La course à la première place du TOP500 a toujours été brutale. Il s’agit d’une compétition définie par une vitesse brute et une consommation d’énergie massive. Désormais, le jeu a changé de façon permanente. Pour la première fois dans l’histoire, un supercalculateur franchit le seuil de l’exascale. Ce n’est pas un petit pas. C’est un saut dans une nouvelle ère informatique.
Frontier, situé au Oak Ridge National Laboratory aux États-Unis, a réalisé quelque chose de sans précédent. Il traite désormais 1 100 milliards d’opérations en virgule flottante par seconde. Ce chiffre à lui seul est difficile à visualiser. Pour mettre les choses en perspective, cela représente un milliard de milliards de calculs chaque seconde. Nous sommes officiellement entrés dans la gamme exaflop.
Mais qu’est-ce que cela signifie réellement pour le monde extérieur au laboratoire ? Et comment en sommes-nous arrivés là ?
Définir l’exaflop
Un exaflop correspond à un quintillion d’opérations à virgule flottante par seconde. Le terme vient de « flops », qui signifie Floating Point Operations. Il s’agit de la mesure standard pour mesurer les performances des supercalculateurs. Jusqu’à récemment, les pétaflops (un quadrillion) constituaient le plafond. Les exaflops représentent une multiplication par mille.
La réussite de Frontier n’est pas seulement une question de vitesse. C’est une question d’efficacité et d’architecture. Il utilise des processeurs AMD EPYC et des accélérateurs Radeon Instinct. Cette combinaison lui permet d’offrir des performances massives sans consommer l’intégralité du réseau électrique d’un petit pays. Eh bien, peut-être presque.
Comment cela est-il mesuré ?
Vous vous demandez peut-être comment un chiffre aussi stupéfiant est obtenu. La valeur provient du benchmark LINPACK. Il s’agit d’une suite de tests standard utilisée pour classer les supercalculateurs TOP500. Il résout un système d’équations linéaires. Plus une machine peut résoudre rapidement ces équations complexes, plus son classement est élevé.
Le score de Frontier de 1,1 exaflops sur LINPACK confirme sa domination. Il ne s’agit pas d’un maximum théorique. C’est une réalité mesurée. Cela signifie que le matériel peut supporter ce niveau de densité de calcul sous contrainte. Cela prouve que la conception fonctionne. Cela prouve que les systèmes de refroidissement, les interconnexions et la pile logicielle fonctionnent tous comme prévu.
Pourquoi c’est important maintenant
Vous vous demandez peut-être pourquoi nous avons besoin d’une machine capable d’effectuer un quintillion de calculs par seconde. La réponse réside dans la complexité. Certains problèmes sont trop difficiles pour les systèmes actuels. La modélisation climatique nécessite de simuler les interactions atmosphériques à un niveau granulaire. La découverte de médicaments implique la simulation d’interactions moléculaires avec une précision atomique. La formation à l’intelligence artificielle nécessite de traiter des ensembles de données massifs en un temps record.

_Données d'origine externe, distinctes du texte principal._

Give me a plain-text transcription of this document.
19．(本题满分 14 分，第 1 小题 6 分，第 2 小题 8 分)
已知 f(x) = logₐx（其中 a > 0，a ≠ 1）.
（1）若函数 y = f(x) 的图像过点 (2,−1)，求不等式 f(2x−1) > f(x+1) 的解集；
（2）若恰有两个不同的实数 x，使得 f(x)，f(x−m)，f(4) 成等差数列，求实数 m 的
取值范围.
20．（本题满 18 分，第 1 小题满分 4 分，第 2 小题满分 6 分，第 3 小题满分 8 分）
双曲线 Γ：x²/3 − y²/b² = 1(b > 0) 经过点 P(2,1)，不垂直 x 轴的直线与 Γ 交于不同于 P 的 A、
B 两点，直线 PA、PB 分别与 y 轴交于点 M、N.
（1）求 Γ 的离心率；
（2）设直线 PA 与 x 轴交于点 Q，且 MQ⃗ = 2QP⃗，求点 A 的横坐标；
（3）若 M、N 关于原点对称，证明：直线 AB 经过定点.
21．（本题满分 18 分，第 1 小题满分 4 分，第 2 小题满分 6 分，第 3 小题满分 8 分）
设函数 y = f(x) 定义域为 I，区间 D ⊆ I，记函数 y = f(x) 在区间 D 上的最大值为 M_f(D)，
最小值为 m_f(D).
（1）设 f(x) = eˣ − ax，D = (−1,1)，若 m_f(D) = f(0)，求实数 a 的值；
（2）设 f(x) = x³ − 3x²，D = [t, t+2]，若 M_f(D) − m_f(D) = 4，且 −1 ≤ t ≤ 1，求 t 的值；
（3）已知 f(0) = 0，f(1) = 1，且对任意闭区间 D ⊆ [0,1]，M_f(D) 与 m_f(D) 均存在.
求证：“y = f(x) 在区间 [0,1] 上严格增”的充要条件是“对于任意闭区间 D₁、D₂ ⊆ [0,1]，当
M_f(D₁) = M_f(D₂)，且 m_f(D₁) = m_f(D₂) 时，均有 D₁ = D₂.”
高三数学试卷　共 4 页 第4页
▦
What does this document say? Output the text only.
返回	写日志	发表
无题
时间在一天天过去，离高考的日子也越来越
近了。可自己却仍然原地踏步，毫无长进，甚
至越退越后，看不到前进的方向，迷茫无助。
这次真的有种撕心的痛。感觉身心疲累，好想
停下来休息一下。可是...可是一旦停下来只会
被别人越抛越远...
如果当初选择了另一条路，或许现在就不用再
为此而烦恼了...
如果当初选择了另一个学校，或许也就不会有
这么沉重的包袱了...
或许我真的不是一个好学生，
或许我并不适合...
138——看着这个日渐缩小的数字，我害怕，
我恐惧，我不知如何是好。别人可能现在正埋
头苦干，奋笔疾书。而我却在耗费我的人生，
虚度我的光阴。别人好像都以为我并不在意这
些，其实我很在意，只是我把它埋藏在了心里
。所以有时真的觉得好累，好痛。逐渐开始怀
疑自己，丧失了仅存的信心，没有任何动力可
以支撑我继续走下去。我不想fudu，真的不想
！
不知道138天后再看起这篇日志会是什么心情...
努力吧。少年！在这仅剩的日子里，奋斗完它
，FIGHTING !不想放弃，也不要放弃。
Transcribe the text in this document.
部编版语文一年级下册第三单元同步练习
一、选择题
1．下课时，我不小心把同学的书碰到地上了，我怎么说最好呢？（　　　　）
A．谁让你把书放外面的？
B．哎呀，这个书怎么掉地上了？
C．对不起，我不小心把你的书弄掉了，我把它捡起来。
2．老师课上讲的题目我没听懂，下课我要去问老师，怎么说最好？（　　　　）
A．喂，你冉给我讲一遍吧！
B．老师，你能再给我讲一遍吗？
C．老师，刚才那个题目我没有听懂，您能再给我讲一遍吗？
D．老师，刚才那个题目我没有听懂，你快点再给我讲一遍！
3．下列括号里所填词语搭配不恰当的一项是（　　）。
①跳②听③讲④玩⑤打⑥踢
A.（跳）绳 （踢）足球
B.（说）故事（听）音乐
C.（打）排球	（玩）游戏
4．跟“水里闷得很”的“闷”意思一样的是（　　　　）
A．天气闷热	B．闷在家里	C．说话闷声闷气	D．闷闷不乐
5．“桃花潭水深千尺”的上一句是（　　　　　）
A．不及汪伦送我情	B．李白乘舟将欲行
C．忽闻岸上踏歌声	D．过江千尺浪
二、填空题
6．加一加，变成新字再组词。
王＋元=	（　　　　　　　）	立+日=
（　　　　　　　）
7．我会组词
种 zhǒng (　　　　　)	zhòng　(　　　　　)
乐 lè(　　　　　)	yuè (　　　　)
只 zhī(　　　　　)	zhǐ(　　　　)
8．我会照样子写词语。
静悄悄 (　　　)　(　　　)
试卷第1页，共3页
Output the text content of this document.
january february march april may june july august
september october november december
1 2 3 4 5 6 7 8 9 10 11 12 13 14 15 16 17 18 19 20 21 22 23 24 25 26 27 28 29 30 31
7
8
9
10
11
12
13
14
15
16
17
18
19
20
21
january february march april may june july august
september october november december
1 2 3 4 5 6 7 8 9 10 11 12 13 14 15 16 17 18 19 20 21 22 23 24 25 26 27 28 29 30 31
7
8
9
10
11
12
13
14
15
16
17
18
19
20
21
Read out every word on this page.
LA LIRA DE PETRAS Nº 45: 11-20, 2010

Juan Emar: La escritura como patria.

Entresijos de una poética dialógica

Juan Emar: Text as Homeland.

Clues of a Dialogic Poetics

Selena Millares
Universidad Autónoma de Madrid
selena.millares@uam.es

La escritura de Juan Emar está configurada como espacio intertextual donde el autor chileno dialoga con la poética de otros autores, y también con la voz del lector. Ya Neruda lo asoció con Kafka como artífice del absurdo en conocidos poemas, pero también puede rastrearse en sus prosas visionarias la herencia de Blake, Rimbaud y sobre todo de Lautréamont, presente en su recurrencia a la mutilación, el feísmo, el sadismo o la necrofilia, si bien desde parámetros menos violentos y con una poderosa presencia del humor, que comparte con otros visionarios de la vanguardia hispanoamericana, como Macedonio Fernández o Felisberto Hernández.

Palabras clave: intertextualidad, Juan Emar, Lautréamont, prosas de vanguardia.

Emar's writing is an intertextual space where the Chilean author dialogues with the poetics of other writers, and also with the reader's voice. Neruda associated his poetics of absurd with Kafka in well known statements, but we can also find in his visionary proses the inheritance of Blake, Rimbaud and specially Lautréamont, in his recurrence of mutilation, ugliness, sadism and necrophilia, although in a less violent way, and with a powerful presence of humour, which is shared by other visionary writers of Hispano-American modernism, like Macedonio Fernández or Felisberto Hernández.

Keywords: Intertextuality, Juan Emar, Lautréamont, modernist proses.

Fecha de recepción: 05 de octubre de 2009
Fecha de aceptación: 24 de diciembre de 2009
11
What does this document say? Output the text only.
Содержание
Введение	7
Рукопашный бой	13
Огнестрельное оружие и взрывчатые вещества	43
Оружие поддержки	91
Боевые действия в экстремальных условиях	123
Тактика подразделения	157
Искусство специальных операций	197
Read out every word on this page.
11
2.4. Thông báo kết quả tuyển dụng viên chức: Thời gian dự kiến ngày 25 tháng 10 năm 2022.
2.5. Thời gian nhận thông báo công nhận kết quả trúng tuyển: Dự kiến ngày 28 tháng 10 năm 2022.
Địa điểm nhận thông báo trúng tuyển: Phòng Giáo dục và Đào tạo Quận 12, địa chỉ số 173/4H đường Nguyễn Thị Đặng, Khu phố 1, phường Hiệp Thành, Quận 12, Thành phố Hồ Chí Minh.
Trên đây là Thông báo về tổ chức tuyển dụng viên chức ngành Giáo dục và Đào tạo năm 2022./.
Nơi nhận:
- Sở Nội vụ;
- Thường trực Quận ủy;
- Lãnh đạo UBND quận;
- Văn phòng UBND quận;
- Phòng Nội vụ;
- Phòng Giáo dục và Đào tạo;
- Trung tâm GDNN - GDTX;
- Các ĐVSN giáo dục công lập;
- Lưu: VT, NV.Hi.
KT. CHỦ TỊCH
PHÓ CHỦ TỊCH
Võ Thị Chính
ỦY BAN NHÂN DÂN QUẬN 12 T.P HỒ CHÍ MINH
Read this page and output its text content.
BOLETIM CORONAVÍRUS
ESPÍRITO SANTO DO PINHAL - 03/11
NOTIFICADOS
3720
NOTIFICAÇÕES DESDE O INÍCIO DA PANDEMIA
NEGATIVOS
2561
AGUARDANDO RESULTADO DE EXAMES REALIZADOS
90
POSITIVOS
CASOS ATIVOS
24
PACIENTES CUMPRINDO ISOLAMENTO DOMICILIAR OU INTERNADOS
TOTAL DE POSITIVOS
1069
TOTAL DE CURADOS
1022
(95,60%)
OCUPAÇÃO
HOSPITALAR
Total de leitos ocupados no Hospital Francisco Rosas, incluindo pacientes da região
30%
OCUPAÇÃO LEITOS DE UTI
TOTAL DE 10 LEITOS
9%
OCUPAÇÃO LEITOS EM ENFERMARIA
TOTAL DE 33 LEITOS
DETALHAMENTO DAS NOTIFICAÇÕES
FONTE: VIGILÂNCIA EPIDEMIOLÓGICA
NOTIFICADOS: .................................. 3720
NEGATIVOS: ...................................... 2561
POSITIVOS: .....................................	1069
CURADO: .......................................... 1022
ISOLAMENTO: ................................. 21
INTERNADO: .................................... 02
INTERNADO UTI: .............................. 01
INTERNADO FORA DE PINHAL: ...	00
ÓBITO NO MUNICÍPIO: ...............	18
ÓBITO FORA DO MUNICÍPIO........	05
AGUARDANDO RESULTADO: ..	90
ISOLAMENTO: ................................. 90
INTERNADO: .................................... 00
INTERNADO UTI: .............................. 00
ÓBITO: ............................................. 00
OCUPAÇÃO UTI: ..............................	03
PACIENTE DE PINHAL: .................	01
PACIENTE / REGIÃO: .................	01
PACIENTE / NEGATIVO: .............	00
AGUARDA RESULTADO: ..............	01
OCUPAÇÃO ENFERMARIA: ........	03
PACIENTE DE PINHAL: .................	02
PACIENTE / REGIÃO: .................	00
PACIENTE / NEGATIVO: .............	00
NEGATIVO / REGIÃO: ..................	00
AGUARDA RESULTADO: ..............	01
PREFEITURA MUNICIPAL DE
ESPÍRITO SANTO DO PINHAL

Frontier peut gérer ces tâches. Il peut exécuter des simulations qui étaient auparavant impossibles. Cela peut raccourcir les délais de recherche de plusieurs années à quelques mois. Cela peut accélérer la découverte scientifique.
Pensez au repliement des protéines. Comprendre comment les protéines se replient est essentiel pour traiter les maladies. Frontier peut simuler ces processus avec une précision sans précédent. Cela conduit à de meilleurs traitements. Plus rapide. Plus efficacement.
Le changement de puissance de calcul
Ce n’est pas seulement une victoire pour Oak Ridge. Il s’agit d’un changement dans le paysage du calcul haute performance. Les barrières ont été brisées. D’autres laboratoires rechercheront ce numéro. Ils tenteront de le surpasser. Mais la base a changé.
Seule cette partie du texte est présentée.